We first tested whether trypsin digestion affected the replicative capacity of fibroblasts at the first, second and 9th transfers, by comparing two and four days of digestion to no trypsin treatment. The overall cumulative lifespan for undigested explants was shorter (Supplementary Figure 1), indicating that there was no detrimental effect of trypsin digestion on the final cumulative lifespans.

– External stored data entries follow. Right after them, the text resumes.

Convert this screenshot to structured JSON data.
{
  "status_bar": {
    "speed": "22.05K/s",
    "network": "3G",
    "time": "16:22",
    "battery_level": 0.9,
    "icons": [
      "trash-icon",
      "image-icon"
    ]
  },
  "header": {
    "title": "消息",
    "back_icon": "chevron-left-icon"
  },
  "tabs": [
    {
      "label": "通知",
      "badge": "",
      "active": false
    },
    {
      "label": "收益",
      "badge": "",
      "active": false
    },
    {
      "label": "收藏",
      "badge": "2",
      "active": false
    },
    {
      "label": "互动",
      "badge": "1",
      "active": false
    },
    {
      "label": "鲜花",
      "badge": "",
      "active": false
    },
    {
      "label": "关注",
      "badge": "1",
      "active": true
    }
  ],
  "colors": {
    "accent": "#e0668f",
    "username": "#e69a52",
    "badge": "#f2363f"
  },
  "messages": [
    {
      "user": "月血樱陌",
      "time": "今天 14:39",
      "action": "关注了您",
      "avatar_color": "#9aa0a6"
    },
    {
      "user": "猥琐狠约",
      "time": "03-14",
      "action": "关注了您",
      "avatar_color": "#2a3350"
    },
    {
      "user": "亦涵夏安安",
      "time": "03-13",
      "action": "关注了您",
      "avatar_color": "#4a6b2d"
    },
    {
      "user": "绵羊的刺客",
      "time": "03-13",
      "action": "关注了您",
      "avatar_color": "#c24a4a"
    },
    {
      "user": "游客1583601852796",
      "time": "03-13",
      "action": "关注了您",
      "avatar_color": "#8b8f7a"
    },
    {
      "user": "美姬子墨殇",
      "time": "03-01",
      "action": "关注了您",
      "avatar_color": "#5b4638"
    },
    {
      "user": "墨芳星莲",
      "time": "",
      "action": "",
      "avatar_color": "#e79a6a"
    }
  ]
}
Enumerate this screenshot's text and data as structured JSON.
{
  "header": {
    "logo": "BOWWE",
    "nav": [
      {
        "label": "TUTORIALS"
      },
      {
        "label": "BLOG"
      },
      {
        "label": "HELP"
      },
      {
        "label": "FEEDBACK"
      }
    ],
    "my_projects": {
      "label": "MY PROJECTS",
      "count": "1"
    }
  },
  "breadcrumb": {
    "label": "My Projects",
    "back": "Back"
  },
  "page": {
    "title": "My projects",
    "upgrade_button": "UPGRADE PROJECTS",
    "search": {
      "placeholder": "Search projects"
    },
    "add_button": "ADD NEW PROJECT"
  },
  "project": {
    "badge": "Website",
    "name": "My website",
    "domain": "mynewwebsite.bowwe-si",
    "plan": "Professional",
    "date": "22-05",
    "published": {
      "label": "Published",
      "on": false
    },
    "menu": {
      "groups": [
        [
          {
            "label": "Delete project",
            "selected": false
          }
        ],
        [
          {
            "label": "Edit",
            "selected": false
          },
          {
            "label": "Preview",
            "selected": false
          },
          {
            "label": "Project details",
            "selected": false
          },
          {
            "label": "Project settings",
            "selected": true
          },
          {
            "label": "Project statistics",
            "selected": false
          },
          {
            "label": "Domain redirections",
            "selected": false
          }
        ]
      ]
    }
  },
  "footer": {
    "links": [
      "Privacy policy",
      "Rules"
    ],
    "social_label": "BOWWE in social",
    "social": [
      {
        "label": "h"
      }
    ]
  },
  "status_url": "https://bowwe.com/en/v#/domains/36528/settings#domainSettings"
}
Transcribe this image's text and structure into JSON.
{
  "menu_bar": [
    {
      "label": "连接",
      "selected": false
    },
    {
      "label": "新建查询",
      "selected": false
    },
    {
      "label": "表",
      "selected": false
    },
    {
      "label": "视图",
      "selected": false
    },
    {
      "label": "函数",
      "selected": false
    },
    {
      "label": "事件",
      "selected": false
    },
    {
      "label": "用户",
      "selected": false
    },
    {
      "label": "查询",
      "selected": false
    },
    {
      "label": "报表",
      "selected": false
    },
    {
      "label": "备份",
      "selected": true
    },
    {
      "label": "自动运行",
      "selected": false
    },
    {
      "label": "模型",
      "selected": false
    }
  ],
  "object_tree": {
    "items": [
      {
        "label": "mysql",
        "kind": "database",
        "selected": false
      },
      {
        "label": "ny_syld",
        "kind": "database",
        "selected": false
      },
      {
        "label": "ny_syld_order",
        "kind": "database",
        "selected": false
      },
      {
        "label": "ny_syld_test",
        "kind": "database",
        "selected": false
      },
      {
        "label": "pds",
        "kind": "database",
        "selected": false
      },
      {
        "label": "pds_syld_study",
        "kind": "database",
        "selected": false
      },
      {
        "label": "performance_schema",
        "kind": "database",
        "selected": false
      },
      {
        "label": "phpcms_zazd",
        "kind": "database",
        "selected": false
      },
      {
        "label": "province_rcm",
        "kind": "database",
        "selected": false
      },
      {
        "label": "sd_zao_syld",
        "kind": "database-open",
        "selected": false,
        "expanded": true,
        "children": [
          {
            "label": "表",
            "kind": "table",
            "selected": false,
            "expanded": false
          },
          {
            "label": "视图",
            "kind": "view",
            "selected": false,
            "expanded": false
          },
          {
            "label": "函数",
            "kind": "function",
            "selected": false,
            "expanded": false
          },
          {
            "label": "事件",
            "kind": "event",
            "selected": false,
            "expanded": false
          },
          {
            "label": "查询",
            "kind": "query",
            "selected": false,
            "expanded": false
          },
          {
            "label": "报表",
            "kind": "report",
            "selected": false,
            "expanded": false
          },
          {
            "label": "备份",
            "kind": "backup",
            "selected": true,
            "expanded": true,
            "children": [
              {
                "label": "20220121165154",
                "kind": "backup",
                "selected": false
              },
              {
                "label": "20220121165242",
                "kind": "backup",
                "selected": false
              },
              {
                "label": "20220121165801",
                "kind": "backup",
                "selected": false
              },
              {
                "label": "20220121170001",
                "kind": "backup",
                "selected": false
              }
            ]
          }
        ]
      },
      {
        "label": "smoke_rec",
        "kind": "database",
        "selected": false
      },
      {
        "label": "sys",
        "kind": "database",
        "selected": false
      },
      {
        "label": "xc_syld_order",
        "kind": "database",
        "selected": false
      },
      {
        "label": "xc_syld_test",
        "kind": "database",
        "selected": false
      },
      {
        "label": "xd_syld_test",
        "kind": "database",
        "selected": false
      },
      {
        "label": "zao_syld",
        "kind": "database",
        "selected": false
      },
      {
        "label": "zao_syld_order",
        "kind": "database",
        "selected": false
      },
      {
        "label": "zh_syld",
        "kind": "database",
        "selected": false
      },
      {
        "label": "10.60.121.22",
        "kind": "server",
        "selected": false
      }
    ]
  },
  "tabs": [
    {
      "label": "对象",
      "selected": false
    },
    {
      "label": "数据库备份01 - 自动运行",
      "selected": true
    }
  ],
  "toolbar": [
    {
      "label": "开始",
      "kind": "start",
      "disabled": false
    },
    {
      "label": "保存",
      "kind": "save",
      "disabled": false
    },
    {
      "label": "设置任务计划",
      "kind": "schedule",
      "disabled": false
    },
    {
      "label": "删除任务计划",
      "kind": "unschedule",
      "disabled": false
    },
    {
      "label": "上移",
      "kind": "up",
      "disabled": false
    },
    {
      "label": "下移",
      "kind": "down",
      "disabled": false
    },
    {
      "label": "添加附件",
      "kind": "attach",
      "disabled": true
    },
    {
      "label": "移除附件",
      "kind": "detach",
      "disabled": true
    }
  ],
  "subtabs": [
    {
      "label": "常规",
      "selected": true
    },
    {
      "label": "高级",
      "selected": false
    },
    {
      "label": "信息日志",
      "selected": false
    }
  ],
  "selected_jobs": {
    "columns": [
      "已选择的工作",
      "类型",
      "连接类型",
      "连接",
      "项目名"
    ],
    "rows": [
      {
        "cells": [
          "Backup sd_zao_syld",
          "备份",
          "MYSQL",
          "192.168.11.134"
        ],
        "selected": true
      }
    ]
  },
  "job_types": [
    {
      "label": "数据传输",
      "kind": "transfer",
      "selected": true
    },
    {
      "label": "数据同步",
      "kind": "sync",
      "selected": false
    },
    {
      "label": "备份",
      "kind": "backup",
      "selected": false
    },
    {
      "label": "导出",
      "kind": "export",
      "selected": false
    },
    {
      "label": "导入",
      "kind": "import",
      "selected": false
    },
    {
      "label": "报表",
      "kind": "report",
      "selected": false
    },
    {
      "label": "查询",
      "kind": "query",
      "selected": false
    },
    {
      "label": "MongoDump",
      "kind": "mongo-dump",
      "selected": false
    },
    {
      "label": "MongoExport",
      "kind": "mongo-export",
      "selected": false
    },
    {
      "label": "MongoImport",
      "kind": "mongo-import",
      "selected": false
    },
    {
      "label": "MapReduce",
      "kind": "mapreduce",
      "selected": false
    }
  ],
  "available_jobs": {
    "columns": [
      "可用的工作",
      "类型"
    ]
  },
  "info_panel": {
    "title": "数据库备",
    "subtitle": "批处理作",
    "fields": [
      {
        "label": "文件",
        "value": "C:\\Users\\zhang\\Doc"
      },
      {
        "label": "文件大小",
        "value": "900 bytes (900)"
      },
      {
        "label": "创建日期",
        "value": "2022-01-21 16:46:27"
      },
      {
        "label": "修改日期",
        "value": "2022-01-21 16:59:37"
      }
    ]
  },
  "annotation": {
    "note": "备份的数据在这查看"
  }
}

We determined the effect of serial transfer on replicative lifespan by calculating the total cumulative PDs of cells obtained from outgrowths at approximately every 10 transfers. In order to attain the maximum replicative lifespan for each donor culture, a variable split ratio was used because this strategy avoids the loss of proliferative capacity that results from seeding cells at constant density (for example, see Figure 3 in reference 8, where it was shown that seeding adult skin fibroblasts at a density of 1000 cells/cm2 shortened the lifespan by 10 PDs). In Figure 1A the final cumulative lifespan of Fre96s over 70 transfers is shown. For the first 20 transfers, the final lifespans were similar but with subsequent transfers there was an overall trend for the replicative capacity of Fre96s cultures to decrease (Figure 1B). This was also the case for other donors examined (Supplementary Figure S2). The observed reduction in replicative capacity of the HSFs most likely indicates that the fibroblasts continue dividing within the explants during the course of the experiment. However, the lifespan of the culture obtained from the final Fre96s-70 explant outgrowth was greater than those for the 40th to the 60th transfers, which may reflect outgrowth of different sub-populations from within the explant. The final cumulative PDs for each transfer can be used to obtain a more accurate estimate of the lifespan by regression analysis of final lifespans of all explanted cultures (Figure 1B). The lifespan calculated by regression analysis is used in the remainder of this study.
Although transferring explant cultures for three years is unlikely to become routine, our results demonstrate the capacity of this protocol to increase the number of early passage cells obtained from explants at least 100-fold. At later transfers the HSF cultures had shorter lifespans, but for the first 20 transfers the decrease in lifespan was modest (see Figure 1B, where the first 20 transfers show approximately 10% reduction in overall lifespan). Therefore HSFs isolated from the first 20 transfers would provide a large supply of HSFs with similar growth potentials for experimentation. The lifespan of cultures obtained after 50 to 60 transfers dropped by about 50% compared with the first transfer (Figure 1B; data not shown). Because the flask of cells obtained from tissue outgrowth is usually regarded as PD0, the size of the explanted tissue has an effect on the apparent culture lifespan because more cell generations are required to obtain the first flask of cells growing out from smaller pieces of tissue. In agreement with this, a study using a different explant technique found that a 1mm2 skin biopsy per 25cm2 flask could be transferred four times; the lifespans from the first three transfers were similar, but the replicative capacity of the cultures from the last transfer dropped by 72%, presumably because cells had been depleted in the tissue fragment by the fourth transfer (8).Characterization of HSFs isolated using the serial transfer protocol
HSFs obtained from donors of different chronological ages were used to determine whether age correlated with proliferative potential or cellular stress response. HSFs were obtained from early transfers (first, second, or third) from 16 donors aged 18 to 66 years. The final cumulative PDs ranged from 36.4 to 67.2 and did not correlate with donor age (Table 1 and Figure 2A). The relationship between HSF replicative capacity and donor age has been contentious. Early studies showed a negative correlation between donor age and lifespan (9), but this has not been confirmed by later studies (10, 11). Our study, which analyzed a relatively small cohort, supports the conclusion that there is no correlation between the in vitro growth potential of fibroblasts and donor age (Figure 2B).